The XML Path Language (XPath) is an interpreted language used to navigate around XML documents and to retrieve data from within them. In most cases, an XPath expression describes a sequence of steps that are required to navigate from one node of a document to another.
Where web applications save data within XML documents, they may use XML Path Language to access the data in response to the user-supplied input. If this input is inserted into the XPath query without any filtering or sanitization, an attacker may be able to manipulate the query to interfere with the application’s logic or retrieve data for which she is not authorized. XML documents generally are not a preferred vehicle for storing enterprise data.
However, they are frequently used to store application configuration data that may be retrieved on the basis of user input. They may also be used by smaller applications to persist simple information such as user credentials, roles, and privileges.

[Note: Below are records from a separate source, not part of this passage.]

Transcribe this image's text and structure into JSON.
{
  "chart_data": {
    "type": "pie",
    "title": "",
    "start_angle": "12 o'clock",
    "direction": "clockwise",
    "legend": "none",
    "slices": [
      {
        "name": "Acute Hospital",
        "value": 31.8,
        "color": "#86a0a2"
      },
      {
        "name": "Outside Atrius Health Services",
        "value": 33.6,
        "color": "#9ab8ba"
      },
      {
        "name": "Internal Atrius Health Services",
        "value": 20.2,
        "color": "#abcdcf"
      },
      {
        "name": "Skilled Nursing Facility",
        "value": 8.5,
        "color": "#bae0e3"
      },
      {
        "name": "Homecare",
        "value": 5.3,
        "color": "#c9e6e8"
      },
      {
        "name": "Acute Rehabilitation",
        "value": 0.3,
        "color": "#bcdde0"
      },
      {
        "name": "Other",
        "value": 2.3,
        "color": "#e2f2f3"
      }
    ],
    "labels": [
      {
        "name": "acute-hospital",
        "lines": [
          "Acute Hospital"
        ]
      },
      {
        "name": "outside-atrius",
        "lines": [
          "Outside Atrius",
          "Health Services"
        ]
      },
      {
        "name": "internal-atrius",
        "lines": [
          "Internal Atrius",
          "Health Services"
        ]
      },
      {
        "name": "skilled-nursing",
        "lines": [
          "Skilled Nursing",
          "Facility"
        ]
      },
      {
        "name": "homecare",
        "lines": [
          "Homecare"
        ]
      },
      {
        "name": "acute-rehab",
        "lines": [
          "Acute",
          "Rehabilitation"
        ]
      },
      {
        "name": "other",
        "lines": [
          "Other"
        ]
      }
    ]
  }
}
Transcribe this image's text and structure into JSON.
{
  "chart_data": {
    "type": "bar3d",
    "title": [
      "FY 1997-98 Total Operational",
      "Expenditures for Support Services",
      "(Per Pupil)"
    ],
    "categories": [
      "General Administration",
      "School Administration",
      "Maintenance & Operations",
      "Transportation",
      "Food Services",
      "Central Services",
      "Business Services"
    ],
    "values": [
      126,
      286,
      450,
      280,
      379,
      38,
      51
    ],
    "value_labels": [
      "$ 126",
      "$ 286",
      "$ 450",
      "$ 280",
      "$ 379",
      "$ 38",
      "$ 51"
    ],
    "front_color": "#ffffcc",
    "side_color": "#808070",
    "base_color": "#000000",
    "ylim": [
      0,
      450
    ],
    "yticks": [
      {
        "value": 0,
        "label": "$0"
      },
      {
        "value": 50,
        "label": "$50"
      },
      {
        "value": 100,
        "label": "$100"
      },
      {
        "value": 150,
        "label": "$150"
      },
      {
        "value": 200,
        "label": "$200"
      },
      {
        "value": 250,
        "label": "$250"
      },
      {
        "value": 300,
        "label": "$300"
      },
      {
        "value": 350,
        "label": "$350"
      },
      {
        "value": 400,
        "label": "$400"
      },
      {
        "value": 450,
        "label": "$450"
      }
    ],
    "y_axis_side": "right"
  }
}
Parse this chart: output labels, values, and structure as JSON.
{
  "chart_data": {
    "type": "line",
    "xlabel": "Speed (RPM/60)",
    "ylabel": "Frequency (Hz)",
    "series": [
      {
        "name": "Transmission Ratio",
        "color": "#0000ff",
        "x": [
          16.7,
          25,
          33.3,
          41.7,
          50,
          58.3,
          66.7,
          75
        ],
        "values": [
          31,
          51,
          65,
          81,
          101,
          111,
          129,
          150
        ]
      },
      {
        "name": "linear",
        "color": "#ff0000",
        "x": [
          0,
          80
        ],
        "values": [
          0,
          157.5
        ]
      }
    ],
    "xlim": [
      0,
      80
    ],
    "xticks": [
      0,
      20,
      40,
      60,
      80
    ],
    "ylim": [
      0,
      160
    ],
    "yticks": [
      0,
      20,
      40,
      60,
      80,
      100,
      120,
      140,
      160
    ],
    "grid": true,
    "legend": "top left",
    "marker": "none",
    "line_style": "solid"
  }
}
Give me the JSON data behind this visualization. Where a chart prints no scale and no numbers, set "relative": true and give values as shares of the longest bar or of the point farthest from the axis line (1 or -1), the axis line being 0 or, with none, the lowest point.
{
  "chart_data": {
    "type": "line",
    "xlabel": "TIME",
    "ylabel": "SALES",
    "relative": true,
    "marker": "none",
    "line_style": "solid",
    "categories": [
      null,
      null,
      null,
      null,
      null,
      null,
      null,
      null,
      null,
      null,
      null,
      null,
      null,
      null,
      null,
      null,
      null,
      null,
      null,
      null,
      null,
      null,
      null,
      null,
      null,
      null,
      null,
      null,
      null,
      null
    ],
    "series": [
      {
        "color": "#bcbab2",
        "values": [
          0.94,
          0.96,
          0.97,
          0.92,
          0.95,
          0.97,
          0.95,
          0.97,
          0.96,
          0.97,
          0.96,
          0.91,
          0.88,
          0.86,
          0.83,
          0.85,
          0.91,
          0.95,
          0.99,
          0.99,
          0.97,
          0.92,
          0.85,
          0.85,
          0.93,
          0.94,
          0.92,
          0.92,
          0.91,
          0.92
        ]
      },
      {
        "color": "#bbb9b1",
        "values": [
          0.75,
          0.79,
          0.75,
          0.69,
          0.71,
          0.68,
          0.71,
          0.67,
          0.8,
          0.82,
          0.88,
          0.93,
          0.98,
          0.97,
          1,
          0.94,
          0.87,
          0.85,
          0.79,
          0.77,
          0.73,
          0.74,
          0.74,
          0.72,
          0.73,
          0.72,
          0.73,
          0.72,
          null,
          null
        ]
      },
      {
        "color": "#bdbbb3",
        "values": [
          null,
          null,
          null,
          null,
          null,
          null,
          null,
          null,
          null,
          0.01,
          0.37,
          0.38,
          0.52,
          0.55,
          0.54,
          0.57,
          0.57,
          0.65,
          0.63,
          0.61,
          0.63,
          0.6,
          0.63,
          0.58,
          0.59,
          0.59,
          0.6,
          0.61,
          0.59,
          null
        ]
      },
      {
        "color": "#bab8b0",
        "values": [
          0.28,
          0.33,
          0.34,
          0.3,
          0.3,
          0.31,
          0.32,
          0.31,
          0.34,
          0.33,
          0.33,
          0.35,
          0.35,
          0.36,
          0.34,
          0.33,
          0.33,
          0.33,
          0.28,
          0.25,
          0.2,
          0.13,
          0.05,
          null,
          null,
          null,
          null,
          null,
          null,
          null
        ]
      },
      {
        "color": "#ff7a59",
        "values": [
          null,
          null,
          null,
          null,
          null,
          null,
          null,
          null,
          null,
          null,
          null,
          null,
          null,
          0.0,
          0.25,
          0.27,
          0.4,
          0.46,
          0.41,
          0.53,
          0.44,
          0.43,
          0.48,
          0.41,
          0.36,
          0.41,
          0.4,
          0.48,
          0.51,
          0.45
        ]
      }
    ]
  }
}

Consider the following XML data store:
<addressBook>
<address>
<firstName>William</firstName>
<surname>Gates</surname>
<password>MSRocks!</password>
<email>[email protected]</email>
<ccard>5130 8190 3282 3515</ccard>
</address>
<address>
<firstName>Chris</firstName>
<surname>Dawes</surname>
<password>secret</password>
<email>[email protected]</email>
<ccard>3981 2491 3242 3121</ccard>
</address>
<address>
<firstName>James</firstName>
<surname>Hunter</surname>
<password>letmein</password>
<email>[email protected]</email>
<ccard>8113 5320 8014 3313</ccard>
</address>
</addressBook>An XPath query to retrieve all e-mail addresses would look like this:
//address/email/text()
A query to return all the details of the user Dawes would look like this:
//address[surname/text()=’Dawes’]
In some applications, user-supplied data may be embedded directly into XPath queries, and the results of the query may be returned in the application’s response or used to determine some aspect of the application’s behavior.
Simply, XPath Injection is an attack method used to exploit applications that construct XPath (XML Path Language) queries from user-supplied input to query or navigate XML documents.